At the end of September, the house unanimously voted to pass H.R. 1624, the Protecting Affordable Coverage for Employees Act (PACE), to rescind the Affordable Care Act’s expanded definition of small employers. The legislation has the support of employers and the benefits industry, easing fears that expansion would cause premium increases and be a problem for small and mid-sized business competition. President Obama signed the PACE Act on October 7, 2015.
The ACA was set to change the definition of a small group employer on January 1, 2016 to 1-100 employees from its current 1-50 employees. PACE maintains the current definition and gives states flexibility to expand the group size in their states if market conditions warrant.
Benefits Industry Happy
The Independent Insurance Agents & Brokers of America, Inc. president and CEO Robert Rusbuldt announced that the Big “I” is happy with the passage of the bill. Rusbuldt quoted actuarial analysis that estimated that expanding the definition of small employer would increase premiums for workers in almost two-thirds of small and mid-size firms next year. Other insurance industry players who are just as happy as the Big “I” include United Benefit Advisors CEO Les McPhearson, who says preventing significant premium increases and reducing the compliance burden for small businesses is important.

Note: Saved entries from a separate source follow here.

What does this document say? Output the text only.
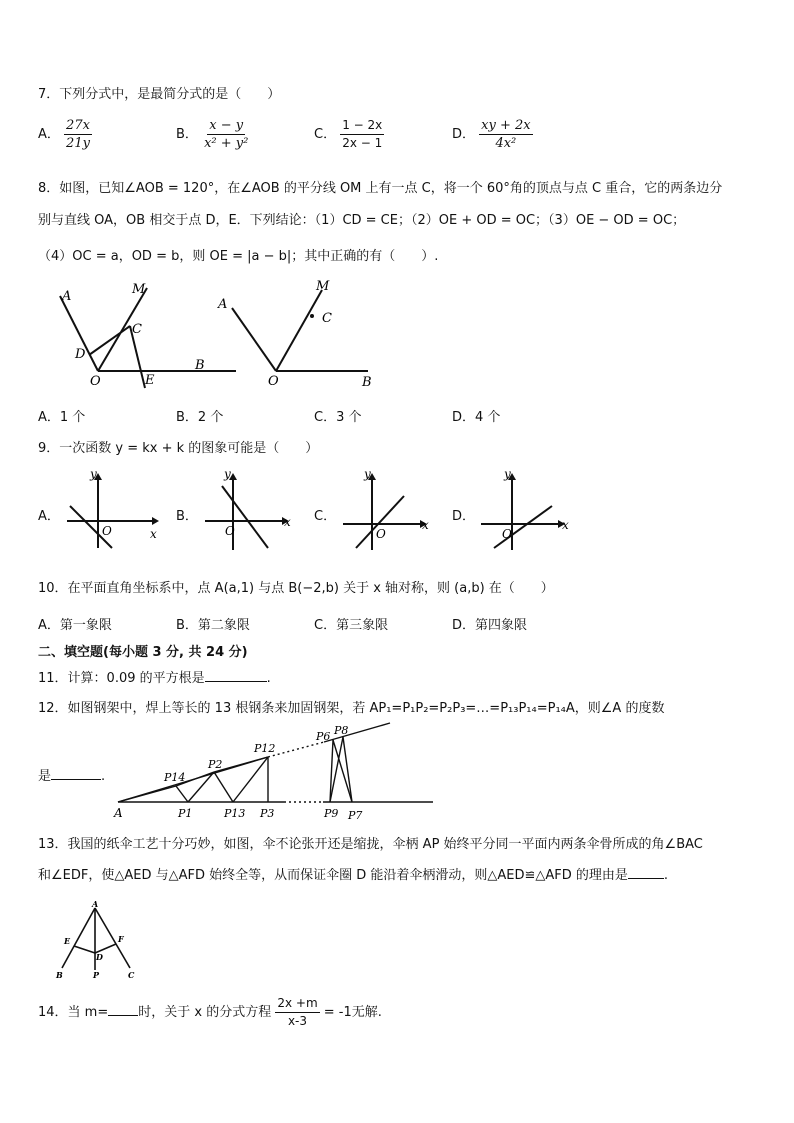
7．下列分式中，是最简分式的是（　　）
A． $\frac{27x}{21y}$	B． $\frac{x - y}{\text{x² + y²}}$	C． $\frac{1 - 2x}{2x - 1}$	D． $\frac{xy + 2x}{\text{4x²}}$
8．如图，已知∠AOB = 120°，在∠AOB 的平分线 OM 上有一点 C，将一个 60°角的顶点与点 C 重合，它的两条边分
别与直线 OA，OB 相交于点 D，E．下列结论：（1）CD = CE；（2）OE + OD = OC；（3）OE − OD = OC；
（4）OC = a，OD = b，则 OE = |a − b|；其中正确的有（　　）.
A	M
C
D
O	E
B
A
M
C
O	B
A．1 个	B．2 个	C．3 个	D．4 个
9．一次函数 y = kx + k 的图象可能是（　　）
A．
x
y
O
B．	x
y
O
C．
x
y
O
D．
x
y
O
10．在平面直角坐标系中，点 A(a,1) 与点 B(−2,b) 关于 x 轴对称，则 (a,b) 在（　　）
A．第一象限	B．第二象限	C．第三象限	D．第四象限
二、填空题(每小题 3 分, 共 24 分)
11．计算：0.09 的平方根是	.
12．如图钢架中，焊上等长的 13 根钢条来加固钢架，若 AP₁=P₁P₂=P₂P₃=…=P₁₃P₁₄=P₁₄A，则∠A 的度数
是	.
A	P1
P2
P3
P13
P14
P12
P6 P8
P9 P7
13．我国的纸伞工艺十分巧妙，如图，伞不论张开还是缩拢，伞柄 AP 始终平分同一平面内两条伞骨所成的角∠BAC
和∠EDF，使△AED 与△AFD 始终全等，从而保证伞圈 D 能沿着伞柄滑动，则△AED≌△AFD 的理由是	.
A
E	F
D
B	P	C
14．当 m= 时，关于 x 的分式方程 $\frac{2x +m}{x-3} = -1$无解.
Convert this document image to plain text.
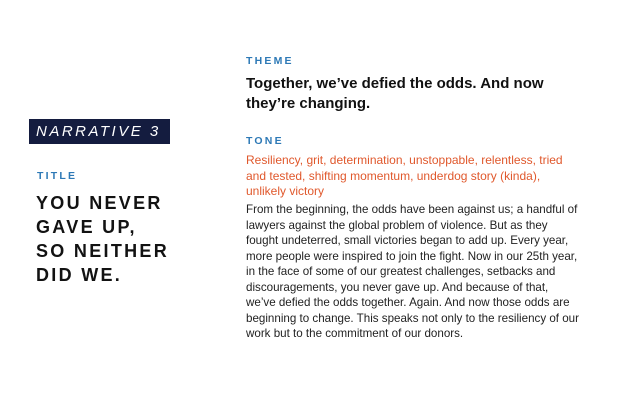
NARRATIVE 3
TITLE

YOU NEVER
GAVE UP,
SO NEITHER
DID WE.

THEME

Together, we’ve defied the odds. And now they’re changing.

TONE

Resiliency, grit, determination, unstoppable, relentless, tried and tested, shifting momentum, underdog story (kinda), unlikely victory

From the beginning, the odds have been against us; a handful of lawyers against the global problem of violence. But as they fought undeterred, small victories began to add up. Every year, more people were inspired to join the fight. Now in our 25th year, in the face of some of our greatest challenges, setbacks and discouragements, you never gave up. And because of that, we’ve defied the odds together. Again. And now those odds are beginning to change. This speaks not only to the resiliency of our work but to the commitment of our donors.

What Would the Expansion Have Done?
The expansion would have inflated the risk pool to include larger companies and increased the number of participants in the SHOP exchanges, the ACA’s Small Business Options Program. The expanded definition would also have meant that ACA small group rating limitations would apply to more employers, many that were required to meet large employer compliance and whose rates are set with factors including claims history, industry and location.
Going to the small group market, rates would have been based only on family size, age, geography, and in most places, tobacco use. This would effectively have prevented mid-size employers from keeping current plans and would have required them to select new plans in the small group market, preventing large group discounts based on actual claims experience. National Association of Health Underwriters CEO Janet Trautwein predicted that alone could have added an additional three to five percent on top of current premiums, but with other rating rule changes, the increase could have been as high as eight percent in 2016.
Mid-sized Employer Duress
The planned small-group expansion may have caused many employers to lose coverage because insurers don’t participate in the small-group market in their state. McPhearson says that the PACE Act ensures that American workers will get to keep their current employer-sponsored insurance because 90 percent of employers in the 50-99 market provide insurance to their employees.
Experts like Alan Katz remind employers that the new law doesn’t guarantee that the definition of small employer will not change, because it allows states to set their own definition. Katz recommends checking with your state Association of Health Underwriters chapter to find out what your state is doing.
Several states including California had already enacted legislation, based on the ACA expansion, to move the definition to 100 employees. The future is unclear for these states. In California, the Legislature has recessed for a special session until January, while many employers are already in the process of renewing plans for December 1st under the expanded definition.